The transition between the two regimes occurs at the time *t*
_{
c
} given by equation (12). For *t < t*
_{
c
} , the region inside the working surface is partly filled by the ejected
material (with an inner cavity with a boundary given by equation 11). For *t
> t*
_{
c
} , the region within the working surface is “empty” (i.e., as in the ballistic
analytic model, see Figure 3).

For *t < t*
_{
c
} , the working surface moves at a constant velocity, and for *t >
t*
_{
c
} it slows down, more strongly for larger values of the environment-toejection
density ratio *σ* = *ρ*
_{
a
}
*/ρ*
_{0} (see Figure 2). For these two
regimes, we find that the material in the working surface has a linear velocity vs.
*x* (the position along the outflow axis) dependence, given by
equations (14) and (15).

We also compute an axisymmetric numerical simulation, with conditions appropriate for a high velocity clump in a PN. We find that the density structure

initially shows a working surface and a low density cavity that agree well with the analytic predictions (see Figure 4). However, at later times the numerical working surface develops bow shock wings that are considerably broader than the ones of the analytic prediction (see Figures 4 and 5). The position of the leading region of the working surface shows a reasonably good agreement with the analytic model for all of the computed times.

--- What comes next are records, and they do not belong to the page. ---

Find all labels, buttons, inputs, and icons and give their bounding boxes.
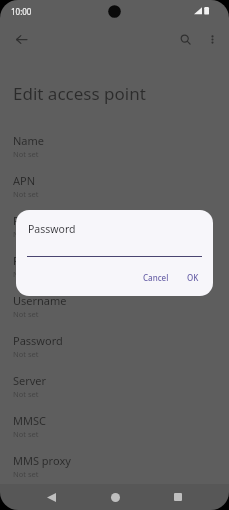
staticText: MMSC: [13, 413, 46, 428]
button[interactable]: Username: [0, 287, 229, 327]
button[interactable]: Back: [6, 24, 36, 54]
staticText: Not set: [13, 229, 39, 239]
staticText: Edit access point: [13, 82, 146, 105]
staticText: Not set: [13, 309, 39, 319]
staticText: 10:00: [11, 6, 32, 17]
button[interactable]: Proxy: [0, 207, 229, 247]
button[interactable]: Port: [0, 247, 229, 287]
staticText: Password: [13, 333, 63, 348]
button[interactable]: Server: [0, 367, 229, 407]
button[interactable]: More options: [199, 26, 225, 52]
staticText: Proxy: [13, 213, 42, 228]
button[interactable]: Search: [171, 25, 199, 53]
button[interactable]: MMSC: [0, 407, 229, 447]
button[interactable]: Home: [102, 484, 128, 510]
staticText: MMS proxy: [13, 453, 71, 468]
staticText: OK: [187, 272, 199, 283]
staticText: Name: [13, 133, 45, 148]
staticText: Cancel: [143, 272, 169, 283]
button[interactable]: Cancel: [137, 268, 175, 287]
button[interactable]: MMS proxy: [0, 447, 229, 487]
button[interactable]: Recent apps: [165, 484, 191, 510]
staticText: Not set: [13, 469, 39, 479]
button[interactable]: Name: [0, 127, 229, 167]
staticText: APN: [13, 173, 36, 188]
staticText: Not set: [13, 429, 39, 439]
button[interactable]: APN: [0, 167, 229, 207]
staticText: Not set: [13, 189, 39, 199]
staticText: Not set: [13, 149, 39, 159]
staticText: Not set: [13, 349, 39, 359]
staticText: Username: [13, 293, 67, 308]
staticText: Server: [13, 373, 47, 388]
staticText: Password: [28, 222, 76, 236]
button[interactable]: Password: [0, 327, 229, 367]
button[interactable]: OK: [181, 268, 205, 287]
staticText: Not set: [13, 389, 39, 399]
staticText: Not set: [13, 269, 39, 279]
staticText: Port: [13, 253, 35, 268]
button[interactable]: Back: [38, 484, 64, 510]
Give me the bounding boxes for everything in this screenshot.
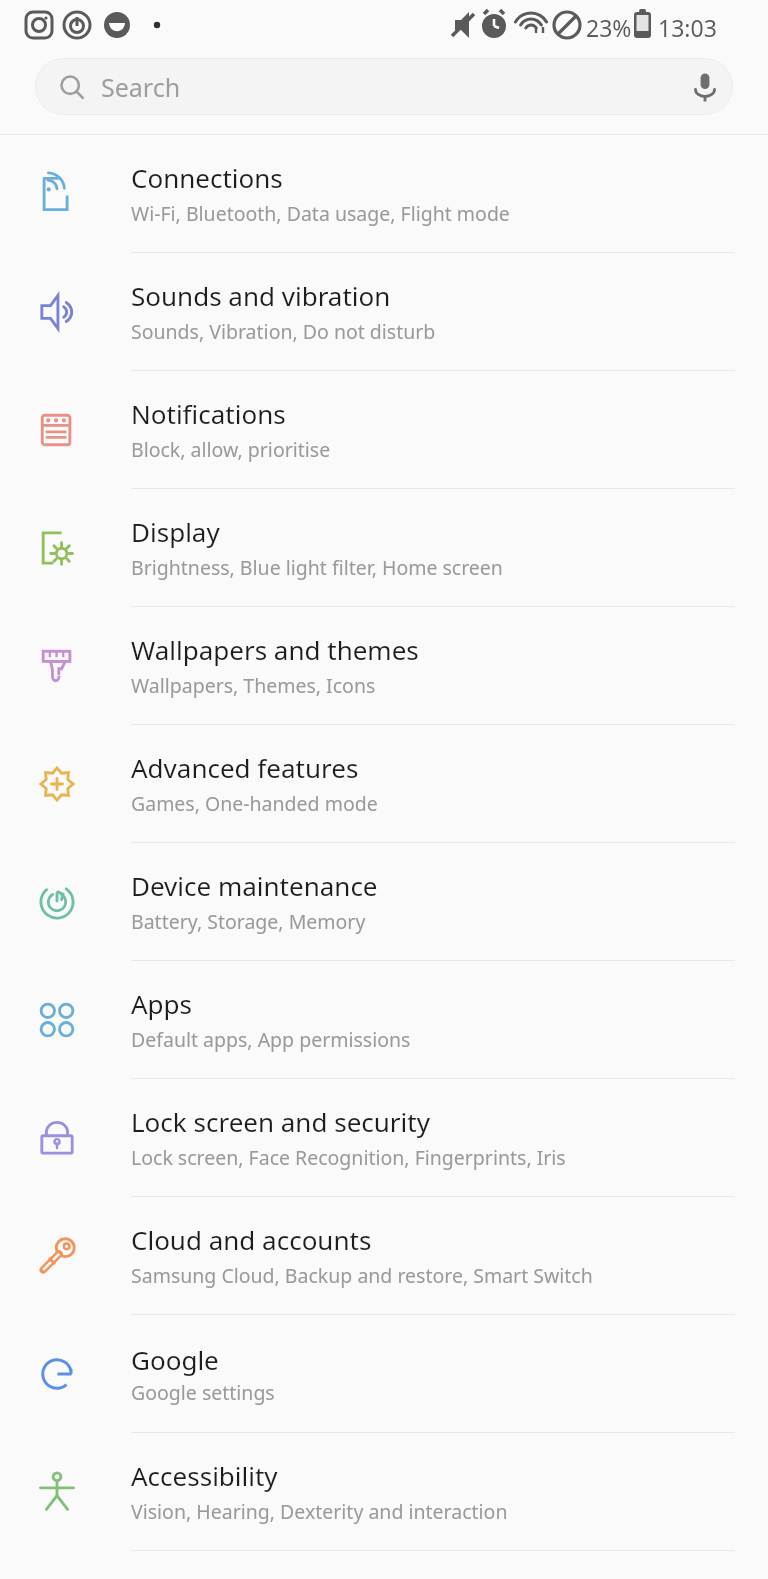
button[interactable]: Lock screen and security [0,1079,768,1197]
staticText: Apps [131,986,193,1021]
button[interactable]: Advanced features [0,725,768,843]
staticText: Display [131,514,220,549]
staticText: 23% [586,12,632,43]
staticText: Vision, Hearing, Dexterity and interacti… [131,1498,508,1525]
staticText: Samsung Cloud, Backup and restore, Smart… [131,1262,593,1289]
staticText: Wi-Fi, Bluetooth, Data usage, Flight mod… [131,200,510,227]
button[interactable]: Cloud and accounts [0,1197,768,1315]
button[interactable]: Device maintenance [0,843,768,961]
staticText: Games, One-handed mode [131,790,378,817]
staticText: Accessibility [131,1458,278,1493]
button[interactable]: Apps [0,961,768,1079]
staticText: Google [131,1342,219,1377]
staticText: Lock screen, Face Recognition, Fingerpri… [131,1144,566,1171]
staticText: Default apps, App permissions [131,1026,411,1053]
staticText: Wallpapers, Themes, Icons [131,672,376,699]
button[interactable]: Sounds and vibration [0,253,768,371]
staticText: Sounds, Vibration, Do not disturb [131,318,436,345]
staticText: Google settings [131,1379,275,1406]
staticText: Device maintenance [131,868,378,903]
button[interactable]: Voice search [677,59,733,115]
staticText: Advanced features [131,750,359,785]
staticText: Wallpapers and themes [131,632,419,667]
button[interactable]: Search settings [35,58,733,115]
staticText: Battery, Storage, Memory [131,908,366,935]
staticText: Search [101,70,181,104]
staticText: Connections [131,160,283,195]
button[interactable]: Accessibility [0,1433,768,1551]
button[interactable]: Notifications [0,371,768,489]
staticText: Lock screen and security [131,1104,430,1139]
staticText: Sounds and vibration [131,278,391,313]
staticText: Notifications [131,396,286,431]
staticText: Cloud and accounts [131,1222,372,1257]
staticText: 13:03 [658,12,717,43]
staticText: Brightness, Blue light filter, Home scre… [131,554,503,581]
staticText: Block, allow, prioritise [131,436,331,463]
button[interactable]: Display [0,489,768,607]
button[interactable]: Wallpapers and themes [0,607,768,725]
button[interactable]: Google [0,1315,768,1433]
button[interactable]: Connections [0,135,768,253]
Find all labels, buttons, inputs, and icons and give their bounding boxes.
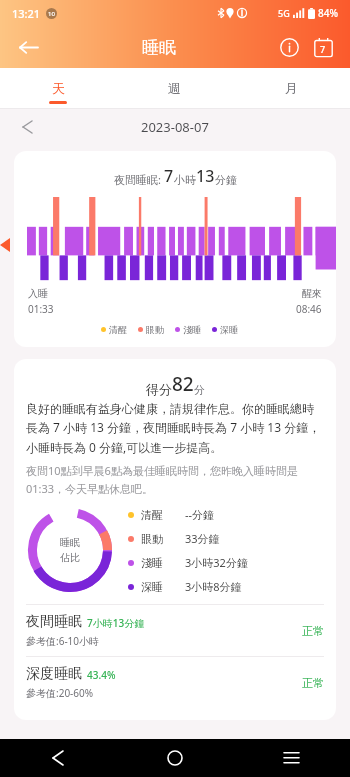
staticText: 3小時32分鐘 xyxy=(185,555,248,570)
button[interactable]: 得分 xyxy=(14,359,336,720)
staticText: --分鐘 xyxy=(185,507,215,522)
staticText: 43.4% xyxy=(87,668,116,682)
button[interactable]: Calendar xyxy=(308,32,338,62)
button[interactable]: 深度睡眠 xyxy=(26,657,324,708)
staticText: 夜間睡眠 xyxy=(26,613,82,631)
staticText: 01:33 xyxy=(28,302,54,316)
staticText: 08:46 xyxy=(296,302,322,316)
staticText: 正常 xyxy=(302,624,324,638)
button[interactable]: 月 xyxy=(233,68,350,108)
staticText: 7 xyxy=(164,165,174,187)
button[interactable]: 夜間睡眠 xyxy=(26,605,324,656)
staticText: 小時 xyxy=(174,173,196,187)
staticText: 深睡 xyxy=(141,580,175,594)
button[interactable]: Home xyxy=(116,739,233,777)
button[interactable]: Previous day xyxy=(14,114,40,140)
button[interactable]: 夜間睡眠: xyxy=(14,151,336,347)
staticText: 良好的睡眠有益身心健康，請規律作息。你的睡眠總時長為 7 小時 13 分鐘，夜間… xyxy=(26,401,324,455)
staticText: 參考值:20-60% xyxy=(26,686,94,700)
staticText: 深度睡眠 xyxy=(26,665,82,683)
staticText: 5G xyxy=(278,7,290,19)
button[interactable]: Back xyxy=(0,739,116,777)
staticText: 13:21 xyxy=(12,6,41,21)
staticText: 分鐘 xyxy=(215,173,237,187)
staticText: 3小時8分鐘 xyxy=(185,579,242,594)
staticText: 天 xyxy=(52,80,65,96)
staticText: 佔比 xyxy=(60,551,80,564)
staticText: 正常 xyxy=(302,676,324,690)
button[interactable]: Recent apps xyxy=(233,739,350,777)
staticText: 13 xyxy=(196,165,215,187)
staticText: 7 xyxy=(320,43,326,55)
staticText: 夜間睡眠: xyxy=(114,172,164,187)
staticText: 淺睡 xyxy=(183,324,201,335)
button[interactable]: Back xyxy=(12,31,44,63)
button[interactable]: 週 xyxy=(116,68,233,108)
staticText: 淺睡 xyxy=(141,556,175,570)
staticText: 週 xyxy=(168,80,181,96)
staticText: 月 xyxy=(285,80,298,96)
staticText: 睡眠 xyxy=(142,37,176,58)
staticText: 33分鐘 xyxy=(185,531,220,546)
staticText: 2023-08-07 xyxy=(141,118,209,136)
button[interactable]: 天 xyxy=(0,68,116,108)
staticText: 夜間10點到早晨6點為最佳睡眠時間，您昨晚入睡時間是 01:33，今天早點休息吧… xyxy=(26,463,324,496)
staticText: 入睡 xyxy=(28,287,48,300)
staticText: 82 xyxy=(172,371,194,397)
staticText: 睡眠 xyxy=(60,536,80,549)
staticText: 醒來 xyxy=(302,287,322,300)
staticText: 清醒 xyxy=(141,508,175,522)
staticText: 眼動 xyxy=(141,532,175,546)
staticText: 得分 xyxy=(146,381,172,397)
staticText: 7小時13分鐘 xyxy=(87,616,145,630)
staticText: 分 xyxy=(194,383,205,397)
staticText: 10 xyxy=(48,10,55,18)
button[interactable]: Info xyxy=(274,32,304,62)
staticText: 清醒 xyxy=(109,324,127,335)
staticText: 眼動 xyxy=(146,324,164,335)
staticText: 參考值:6-10小時 xyxy=(26,634,100,648)
staticText: 84% xyxy=(318,6,338,20)
staticText: 深睡 xyxy=(220,324,238,335)
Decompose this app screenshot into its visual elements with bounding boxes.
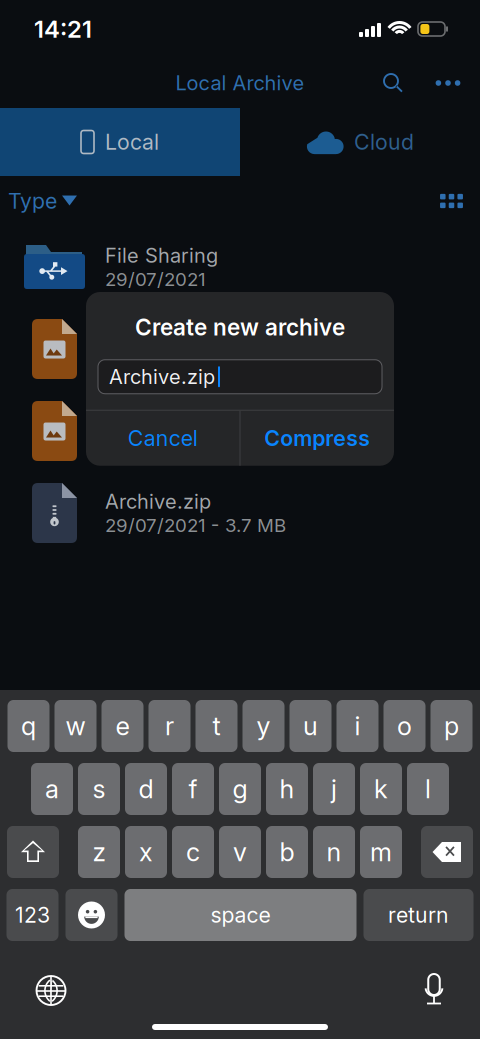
button[interactable]: s xyxy=(78,763,120,815)
staticText: k xyxy=(374,774,388,804)
staticText: return xyxy=(388,902,449,928)
staticText: c xyxy=(186,837,200,867)
staticText: IMG_0002.jpg xyxy=(105,408,237,431)
button[interactable]: q xyxy=(8,700,50,752)
staticText: g xyxy=(232,774,248,804)
button[interactable]: 123 xyxy=(6,889,58,941)
button[interactable]: v xyxy=(219,826,261,878)
button[interactable]: t xyxy=(196,700,238,752)
button[interactable]: b xyxy=(266,826,308,878)
staticText: 29/07/2021 - 1.1 MB xyxy=(105,432,279,454)
button[interactable]: c xyxy=(172,826,214,878)
button[interactable]: Type xyxy=(0,178,76,224)
button[interactable]: g xyxy=(219,763,261,815)
staticText: a xyxy=(45,774,59,804)
button[interactable]: Cloud xyxy=(240,108,480,176)
staticText: e xyxy=(116,711,130,741)
staticText: r xyxy=(165,711,174,741)
staticText: z xyxy=(92,837,106,867)
button[interactable]: r xyxy=(148,700,190,752)
staticText: v xyxy=(233,837,247,867)
staticText: IMG_0001.jpg xyxy=(105,326,233,349)
staticText: Local Archive xyxy=(176,71,304,95)
button[interactable]: f xyxy=(172,763,214,815)
staticText: 123 xyxy=(15,902,50,928)
staticText: 14:21 xyxy=(34,15,92,43)
button[interactable]: w xyxy=(54,700,96,752)
button[interactable]: Shift xyxy=(7,826,59,878)
button[interactable]: Archive.zip xyxy=(0,472,480,554)
button[interactable]: h xyxy=(266,763,308,815)
staticText: o xyxy=(397,711,412,741)
button[interactable]: return xyxy=(364,889,474,941)
button[interactable]: Compress xyxy=(240,411,394,466)
staticText: File Sharing xyxy=(105,244,218,267)
button[interactable]: Local xyxy=(0,108,240,176)
staticText: Local xyxy=(105,129,159,155)
button[interactable]: Dictate xyxy=(410,962,458,1019)
button[interactable]: z xyxy=(78,826,120,878)
button[interactable]: o xyxy=(384,700,426,752)
button[interactable]: e xyxy=(102,700,144,752)
staticText: Type xyxy=(8,188,57,214)
staticText: u xyxy=(303,711,318,741)
staticText: Cancel xyxy=(128,426,198,451)
staticText: i xyxy=(354,711,360,741)
staticText: Compress xyxy=(264,426,370,451)
staticText: h xyxy=(280,774,294,804)
staticText: Cloud xyxy=(354,129,414,155)
button[interactable]: Switch keyboard xyxy=(24,964,78,1018)
button[interactable]: IMG_0002.jpg xyxy=(0,390,480,472)
staticText: l xyxy=(425,774,431,804)
button[interactable]: File Sharing xyxy=(0,226,480,308)
button[interactable]: space xyxy=(124,889,356,941)
staticText: p xyxy=(444,711,459,741)
staticText: 29/07/2021 xyxy=(105,268,206,290)
staticText: w xyxy=(66,711,86,741)
staticText: 29/07/2021 - 3.7 MB xyxy=(105,514,286,536)
button[interactable]: j xyxy=(313,763,355,815)
button[interactable]: k xyxy=(360,763,402,815)
staticText: m xyxy=(370,837,392,867)
button[interactable]: m xyxy=(360,826,402,878)
button[interactable]: u xyxy=(290,700,332,752)
staticText: f xyxy=(188,774,198,804)
staticText: n xyxy=(326,837,342,867)
button[interactable]: x xyxy=(125,826,167,878)
button[interactable]: d xyxy=(125,763,167,815)
button[interactable]: p xyxy=(430,700,472,752)
button[interactable]: Grid view xyxy=(440,183,480,219)
staticText: j xyxy=(331,774,337,804)
staticText: space xyxy=(210,902,270,928)
button[interactable]: l xyxy=(407,763,449,815)
staticText: y xyxy=(256,711,270,741)
staticText: q xyxy=(21,711,36,741)
staticText: Archive.zip xyxy=(109,365,215,388)
button[interactable]: Search xyxy=(373,63,413,103)
button[interactable]: More options xyxy=(428,63,468,103)
button[interactable]: n xyxy=(313,826,355,878)
button[interactable]: Delete xyxy=(421,826,473,878)
button[interactable]: a xyxy=(31,763,73,815)
staticText: x xyxy=(139,837,153,867)
staticText: d xyxy=(138,774,154,804)
button[interactable]: Cancel xyxy=(86,411,240,466)
button[interactable]: IMG_0001.jpg xyxy=(0,308,480,390)
staticText: Archive.zip xyxy=(105,490,211,513)
staticText: 29/07/2021 - 1.2 MB xyxy=(105,350,283,372)
staticText: s xyxy=(92,774,106,804)
staticText: t xyxy=(212,711,220,741)
button[interactable]: i xyxy=(336,700,378,752)
button[interactable]: Emoji keyboard xyxy=(66,889,118,941)
button[interactable]: y xyxy=(242,700,284,752)
staticText: b xyxy=(280,837,294,867)
staticText: Create new archive xyxy=(135,314,345,341)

From the numerical simulation, we have calculated H*α* maps (Figures 6 and 7) and PV diagrams (Figures 8 to
11). We find that the PV diagrams do show
the linear radial velocity vs. position “Hubble law” predicted from the analytic
models (see Figures 8 and 9).

Therefore, we have found a new way of straightforwardly obtaining clump-like outflows
with a “Hubble law” linear radial velocity ramp joining them to the outflow source.
This is an alternative scenario to the one of the “single peak radial velocity
pulse” model of ^{Raga et al. (2020a},^{b)}, which also produces “Hubble law clumps”.
Clearly, these two possibilities are useful as guidelines to obtaining detailed
models of structures with these characteristics in PN (see, e.g., ^{Dennis et al. 2008}) or in outflows in star
formation regions (see, e.g., ^{Zapata et al.
2020}).

We end by noting that the results presented in this paper directly depend on quite arbitrary assumptions of a pulse-like ejection and a non-top hat ejection velocity cross section. Reasonable arguments for these two assumptions can be presented:

an ejection with a limited duration is partially justified by the observation of clump-like flows in outflows from young and evolved stars, which most likely imply such a time-limited ejection,

a non-top hat outflow cross section could be the result of a magnetocentrifugal ejection from an accretion disk (which produces higher outflow velocities from the inner regions of the disk), or the result of an initial, turbulent outflow region that generates the centrally peaked velocity profile.

This is by no means a concrete proof that the characteristics that we have assumed for the outflow are correct. This type of uncertainty is present in the vast majority of the jet models in the astrophysical literature, many of which share the assumption of a simple but unlikely “sudden turn-on”, top hat cross section” ejection.